Step 4: Verify MFA registration. If MFA is required but the user has not registered any methods, they will be prompted to register (if allowed by your authentication methods policy) or blocked if registration is not permitted from their current context. Check the user's authentication methods in Entra ID > Users > [User] > Authentication methods.

Step 5: Check for token caching. Conditional Access evaluates at token issuance, not during an active session. If a user signed in before a policy was enforced, they may have a cached token that grants access until it expires. Sign-in frequency policies and continuous access evaluation (CAE) help reduce this gap.

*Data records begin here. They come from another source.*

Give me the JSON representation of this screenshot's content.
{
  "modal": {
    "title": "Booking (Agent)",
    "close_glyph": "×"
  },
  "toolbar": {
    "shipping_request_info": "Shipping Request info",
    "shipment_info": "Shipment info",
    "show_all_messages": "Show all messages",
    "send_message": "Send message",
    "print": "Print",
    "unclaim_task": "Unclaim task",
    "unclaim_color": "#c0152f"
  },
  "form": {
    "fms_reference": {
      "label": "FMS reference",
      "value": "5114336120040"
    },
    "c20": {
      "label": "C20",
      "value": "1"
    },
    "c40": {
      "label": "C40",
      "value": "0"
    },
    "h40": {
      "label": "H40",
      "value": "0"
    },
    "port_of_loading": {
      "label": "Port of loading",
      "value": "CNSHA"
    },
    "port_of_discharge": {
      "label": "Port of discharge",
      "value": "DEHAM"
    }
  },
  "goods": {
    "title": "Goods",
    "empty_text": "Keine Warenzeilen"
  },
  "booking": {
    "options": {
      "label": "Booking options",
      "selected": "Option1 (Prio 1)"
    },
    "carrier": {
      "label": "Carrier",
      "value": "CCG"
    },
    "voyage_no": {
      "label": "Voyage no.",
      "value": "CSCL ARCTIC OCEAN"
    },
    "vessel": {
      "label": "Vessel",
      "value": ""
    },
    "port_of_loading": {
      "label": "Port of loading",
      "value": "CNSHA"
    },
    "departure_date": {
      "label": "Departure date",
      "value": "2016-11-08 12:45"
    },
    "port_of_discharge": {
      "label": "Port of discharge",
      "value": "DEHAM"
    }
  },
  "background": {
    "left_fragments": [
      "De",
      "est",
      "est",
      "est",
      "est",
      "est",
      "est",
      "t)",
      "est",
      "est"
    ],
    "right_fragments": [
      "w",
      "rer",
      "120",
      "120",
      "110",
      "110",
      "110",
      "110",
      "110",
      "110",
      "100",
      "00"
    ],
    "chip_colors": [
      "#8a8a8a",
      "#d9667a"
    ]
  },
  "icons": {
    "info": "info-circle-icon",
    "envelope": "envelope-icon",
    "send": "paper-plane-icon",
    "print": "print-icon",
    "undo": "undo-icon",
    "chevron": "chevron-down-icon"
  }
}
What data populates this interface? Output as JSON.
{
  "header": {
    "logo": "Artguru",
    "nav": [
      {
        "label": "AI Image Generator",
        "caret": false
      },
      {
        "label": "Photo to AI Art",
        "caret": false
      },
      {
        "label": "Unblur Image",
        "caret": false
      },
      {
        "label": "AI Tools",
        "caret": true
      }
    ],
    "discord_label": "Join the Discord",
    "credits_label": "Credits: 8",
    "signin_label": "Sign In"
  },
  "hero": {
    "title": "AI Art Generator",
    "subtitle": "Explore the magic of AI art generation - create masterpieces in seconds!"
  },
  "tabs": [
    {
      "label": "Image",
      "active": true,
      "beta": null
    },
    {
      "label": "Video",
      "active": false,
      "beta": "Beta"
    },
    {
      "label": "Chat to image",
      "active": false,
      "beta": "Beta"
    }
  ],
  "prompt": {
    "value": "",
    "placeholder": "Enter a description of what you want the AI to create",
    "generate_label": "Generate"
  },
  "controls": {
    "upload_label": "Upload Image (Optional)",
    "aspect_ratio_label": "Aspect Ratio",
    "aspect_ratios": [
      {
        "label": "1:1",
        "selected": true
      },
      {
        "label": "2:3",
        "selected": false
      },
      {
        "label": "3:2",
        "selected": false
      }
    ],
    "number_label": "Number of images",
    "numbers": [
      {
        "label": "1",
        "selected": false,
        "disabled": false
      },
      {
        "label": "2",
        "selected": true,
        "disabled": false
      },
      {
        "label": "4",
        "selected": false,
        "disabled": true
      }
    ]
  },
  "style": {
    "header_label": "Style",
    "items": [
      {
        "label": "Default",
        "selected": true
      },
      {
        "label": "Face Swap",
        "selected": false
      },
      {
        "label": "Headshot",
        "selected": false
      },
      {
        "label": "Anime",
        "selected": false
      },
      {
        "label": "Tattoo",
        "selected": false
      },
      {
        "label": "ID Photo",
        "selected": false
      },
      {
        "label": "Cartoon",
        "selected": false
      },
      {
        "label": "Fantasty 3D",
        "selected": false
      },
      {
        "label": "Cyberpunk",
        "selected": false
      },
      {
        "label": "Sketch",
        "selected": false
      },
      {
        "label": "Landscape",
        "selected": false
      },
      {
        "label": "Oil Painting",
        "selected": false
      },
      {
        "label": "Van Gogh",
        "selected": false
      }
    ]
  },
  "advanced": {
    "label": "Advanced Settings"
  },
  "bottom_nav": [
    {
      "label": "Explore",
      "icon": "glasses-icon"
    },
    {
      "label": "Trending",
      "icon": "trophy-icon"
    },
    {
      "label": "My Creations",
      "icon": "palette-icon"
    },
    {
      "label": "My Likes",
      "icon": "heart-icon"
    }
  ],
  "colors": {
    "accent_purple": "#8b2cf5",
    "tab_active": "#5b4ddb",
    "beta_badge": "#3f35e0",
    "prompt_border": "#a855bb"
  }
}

For complex environments, consider integrating CA sign-in data into Microsoft Sentinel or a SIEM for centralized analysis and automated alerting. The built-in sign-in logs retain data for 30 days (P1) or 30 days (P2 with diagnostic settings can export to Log Analytics for longer retention).

Next Steps

Once your baseline Conditional Access policies are enforced and stable, consider these enhancements:

Conditional Access combined with Intune device compliance creates a security baseline that protects your organization without creating excessive friction for users. The key is proper planning, gradual rollout, and ongoing monitoring.

Get Expert Help with Security Baselines

Configuring Conditional Access and Intune compliance policies correctly requires deep expertise in Microsoft security. BluetechGreen has deployed CA for dozens of organizations and can have your policies production-ready in days, not weeks.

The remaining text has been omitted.